Speaker
Description
SIRIUS, the 4th generation synchrotron light source operated by the Brazilian Synchrotron Light Laboratory (LNLS/CNPEM), currently hosts multiple beamlines with different experimental techniques and continuously evolving software demands. As beamline activities and data processing requirements grow in complexity, challenges related to interoperability, maintainability, software reuse and collaboration between scientific software groups have become increasingly relevant.

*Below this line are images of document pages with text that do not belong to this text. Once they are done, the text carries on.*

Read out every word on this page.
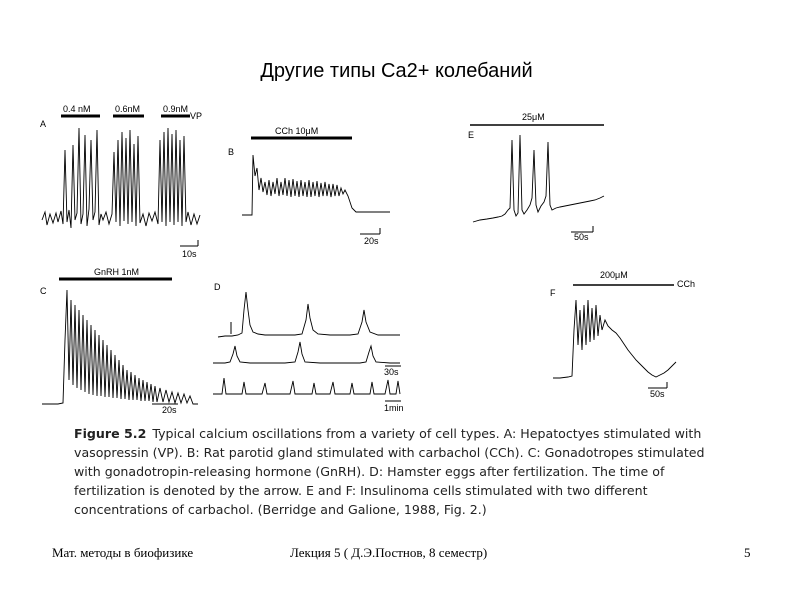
Другие типы Ca2+ колебаний
A
0.4 nM	0.6nM	0.9nM
VP
10s
B
CCh 10μM
20s
E
25μM
50s
C
GnRH 1nM
20s
D
30s
1min
F
200μM
CCh
50s
Figure 5.2 Typical calcium oscillations from a variety of cell types. A: Hepatoctyes stimulated with vasopressin (VP). B: Rat parotid gland stimulated with carbachol (CCh). C: Gonadotropes stimulated with gonadotropin-releasing hormone (GnRH). D: Hamster eggs after fertilization. The time of fertilization is denoted by the arrow. E and F: Insulinoma cells stimulated with two different concentrations of carbachol. (Berridge and Galione, 1988, Fig. 2.)
Мат. методы в биофизике	Лекция 5 ( Д.Э.Постнов, 8 семестр)	5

Within this context, SIRIUS beamlines have progressively developed ad hoc solutions for data processing and task automation according to their demands. These solutions, often implemented as custom Python scripts and beamline-specific integrations, successfully addressed local requirements but evolved independently, with limited standardization and varying levels of sophistication.
Current efforts at SIRIUS investigate how workflow technologies can be incorporated into a broader control and data architecture designed to be modular, reusable and interoperable across beamlines. Ongoing discussions explore workflow engines not only as automation tools for processing pipelines, but also as potential building blocks for orchestration layers connecting data acquisition, processing, ingestion, analysis and higher-level decision-making components within the Bluesky ecosystem.
The proposed architecture aims to support workflows spanning multiple stages of the experimental lifecycle, including data pre-processing, transformation into standardized application definitions, data ingestion, post-processing, and analysis tasks. Different workflow technologies are currently being evaluated according to their potential roles within the ecosystem, including Prefect, Airflow and Ewoks. These efforts also seek to support future adaptive and autonomous experimental procedures, ranging from conditional execution and automated region-of-interest selection to AI-assisted analysis and decision-making workflows.